Kaitlyn helped her grandmother up out of the chair, grimacing at how easy that task had become. It seemed to her that Grandma Maggie had lost far more weight than she could really afford to, and Kaitlyn was getting worried.

When they reached the kitchen, she eased her grandmother into a chair and rummaged through the fridge. The loaf of bread she had bought the day before was still unopened, but she didn’t mention it. Her grandmother had just forgotten to eat again, and embarrassing her over it wouldn’t change anything tomorrow. Instead, she set about making homemade macaroni and cheese, a staple Grandma Maggie would always take a few bites of—even when she claimed she wasn’t hungry.

While she worked, Kaitlyn mentioned the Model G mixer she had seen at work that afternoon and then listened happily as her grandmother regaled her with memories of her very first apartment with Kaitlyn’s grandfather, who had died not long after Kaitlyn was born, and of the Model G mixer he had bought for her way back when.

“He must have fixed that poor mixer I don’t know how many times,” Grandma Maggie said, laughing. “He had a gift for things like that. For fixing things. Just like you do.”

Kaitlyn was grinning and pouring the sauce over the noodles when there was a knock on the front door. Her first instinct was to panic, but she forced herself to take deep breaths and think.
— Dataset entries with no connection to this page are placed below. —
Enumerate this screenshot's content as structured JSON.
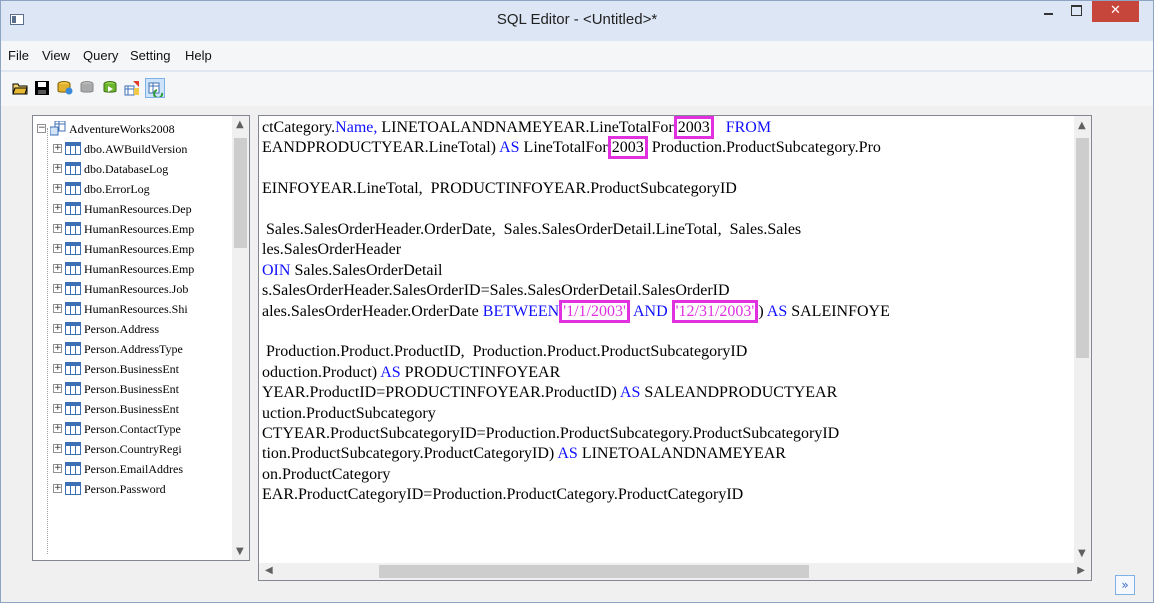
{
  "window": {
    "title": "SQL Editor - <Untitled>*",
    "close_glyph": "✕"
  },
  "menu": [
    "File",
    "View",
    "Query",
    "Setting",
    "Help"
  ],
  "toolbar": {
    "icons": [
      "open-folder-icon",
      "save-icon",
      "connect-database-icon",
      "disconnect-icon",
      "run-query-icon",
      "import-data-icon",
      "refresh-icon"
    ],
    "active_index": 6
  },
  "tree": {
    "root": "AdventureWorks2008",
    "items": [
      "dbo.AWBuildVersion",
      "dbo.DatabaseLog",
      "dbo.ErrorLog",
      "HumanResources.Dep",
      "HumanResources.Emp",
      "HumanResources.Emp",
      "HumanResources.Emp",
      "HumanResources.Job",
      "HumanResources.Shi",
      "Person.Address",
      "Person.AddressType",
      "Person.BusinessEnt",
      "Person.BusinessEnt",
      "Person.BusinessEnt",
      "Person.ContactType",
      "Person.CountryRegi",
      "Person.EmailAddres",
      "Person.Password"
    ]
  },
  "editor": {
    "lines": [
      {
        "t": "ctCategory.",
        "k1": "Name,",
        "t2": " LINETOALANDNAMEYEAR.LineTotalFor",
        "h1": "2003",
        "t3": "   ",
        "k2": "FROM",
        "t4": ""
      },
      {
        "t": "EANDPRODUCTYEAR.LineTotal)",
        "k1": " AS",
        "t2": " LineTotalFor",
        "h1": "2003",
        "t3": " Production.ProductSubcategory.Pro",
        "k2": "",
        "t4": ""
      },
      {
        "t": "",
        "k1": "",
        "t2": "",
        "h1": "",
        "t3": "",
        "k2": "",
        "t4": ""
      },
      {
        "t": "EINFOYEAR.LineTotal,  PRODUCTINFOYEAR.ProductSubcategoryID",
        "k1": "",
        "t2": "",
        "h1": "",
        "t3": "",
        "k2": "",
        "t4": ""
      },
      {
        "t": "",
        "k1": "",
        "t2": "",
        "h1": "",
        "t3": "",
        "k2": "",
        "t4": ""
      },
      {
        "t": " Sales.SalesOrderHeader.OrderDate,  Sales.SalesOrderDetail.LineTotal,  Sales.Sales",
        "k1": "",
        "t2": "",
        "h1": "",
        "t3": "",
        "k2": "",
        "t4": ""
      },
      {
        "t": "les.SalesOrderHeader",
        "k1": "",
        "t2": "",
        "h1": "",
        "t3": "",
        "k2": "",
        "t4": ""
      },
      {
        "t": "",
        "k1": "OIN",
        "t2": " Sales.SalesOrderDetail",
        "h1": "",
        "t3": "",
        "k2": "",
        "t4": ""
      },
      {
        "t": "s.SalesOrderHeader.SalesOrderID=Sales.SalesOrderDetail.SalesOrderID",
        "k1": "",
        "t2": "",
        "h1": "",
        "t3": "",
        "k2": "",
        "t4": ""
      },
      {
        "t": "ales.SalesOrderHeader.OrderDate",
        "k1": " BETWEEN",
        "t2": "",
        "h1": "'1/1/2003'",
        "t3": " ",
        "k2": "AND",
        "t4": " ",
        "h2": "'12/31/2003'",
        "t5": ")",
        "k3": " AS",
        "t6": " SALEINFOYE"
      },
      {
        "t": "",
        "k1": "",
        "t2": "",
        "h1": "",
        "t3": "",
        "k2": "",
        "t4": ""
      },
      {
        "t": " Production.Product.ProductID,  Production.Product.ProductSubcategoryID",
        "k1": "",
        "t2": "",
        "h1": "",
        "t3": "",
        "k2": "",
        "t4": ""
      },
      {
        "t": "oduction.Product)",
        "k1": " AS",
        "t2": " PRODUCTINFOYEAR",
        "h1": "",
        "t3": "",
        "k2": "",
        "t4": ""
      },
      {
        "t": "YEAR.ProductID=PRODUCTINFOYEAR.ProductID)",
        "k1": " AS",
        "t2": " SALEANDPRODUCTYEAR",
        "h1": "",
        "t3": "",
        "k2": "",
        "t4": ""
      },
      {
        "t": "uction.ProductSubcategory",
        "k1": "",
        "t2": "",
        "h1": "",
        "t3": "",
        "k2": "",
        "t4": ""
      },
      {
        "t": "CTYEAR.ProductSubcategoryID=Production.ProductSubcategory.ProductSubcategoryID",
        "k1": "",
        "t2": "",
        "h1": "",
        "t3": "",
        "k2": "",
        "t4": ""
      },
      {
        "t": "tion.ProductSubcategory.ProductCategoryID)",
        "k1": " AS",
        "t2": " LINETOALANDNAMEYEAR",
        "h1": "",
        "t3": "",
        "k2": "",
        "t4": ""
      },
      {
        "t": "on.ProductCategory",
        "k1": "",
        "t2": "",
        "h1": "",
        "t3": "",
        "k2": "",
        "t4": ""
      },
      {
        "t": "EAR.ProductCategoryID=Production.ProductCategory.ProductCategoryID",
        "k1": "",
        "t2": "",
        "h1": "",
        "t3": "",
        "k2": "",
        "t4": ""
      }
    ]
  },
  "colors": {
    "keyword": "#1010ff",
    "highlight": "#e030e0",
    "close_button": "#c7463c"
  },
  "corner_button_glyph": "»"
}
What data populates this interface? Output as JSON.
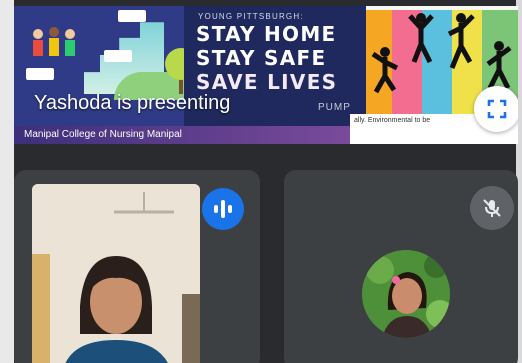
{
  "presentation": {
    "presenter_label": "Yashoda is presenting",
    "slide": {
      "kicker": "YOUNG PITTSBURGH:",
      "headline_lines": [
        "STAY HOME",
        "STAY SAFE",
        "SAVE LIVES"
      ],
      "logo_text": "PUMP",
      "caption_fragment": "ally. Environmental to be"
    },
    "footer_text": "Manipal College of Nursing Manipal",
    "fullscreen_icon": "fullscreen-icon"
  },
  "participants": [
    {
      "id": "yashoda",
      "state": "speaking",
      "indicator_icon": "audio-level-icon"
    },
    {
      "id": "second",
      "state": "muted",
      "indicator_icon": "mic-off-icon"
    }
  ],
  "colors": {
    "speaking_blue": "#1a73e8",
    "tile_bg": "#3c4043",
    "slide_navy": "#1f295d",
    "muted_grey": "#5f6368"
  }
}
There was no reason for DHHS to come to the house this late in the evening, and even if they did, there was nothing wrong. The power was on. The water was running. She and her grandmother were in the kitchen eating a late supper. There was nothing to worry about.

“Grandma,” she asked, “are you expecting someone?”

“Now, Kitten, who would I be expecting? Maybe it’s a boy from school, come to call on you, hmm?”

Kaitlyn laughed at this. “I doubt it. Stay here, Grandma. Let me get the door.”

“Thank you, darling. These old bones are a bit tired this evening.”

The front door had a tall, narrow window next to it, through which Kaitlyn could see a dark-skinned woman with a very personable smile. She was dressed in a skirt suit, but it didn’t look like anything Kaitlyn had ever seen on a social worker. The soft, yellow cloth had been tailored to her specifically, its feminine cut lending her an air of gentle confidence—a kind of serenity Kaitlyn would not have thought possible in a business suit until she had seen it with her own eyes.

“Hello?” Kaitlyn said, opening the door.

“Good evening! I’m sorry to bother you so late, but are you Miss Kaitlyn Wright?”

“I am,” Kaitlyn confirmed.

“Wonderful!” The woman smiled even more broadly, her teeth flashing brightly against her skin. “My name is Christina Williams. I’m here from the Institute for the Cultivation of Intuitive Cognition—the ICIC, if you will—and I am very pleased to meet you!”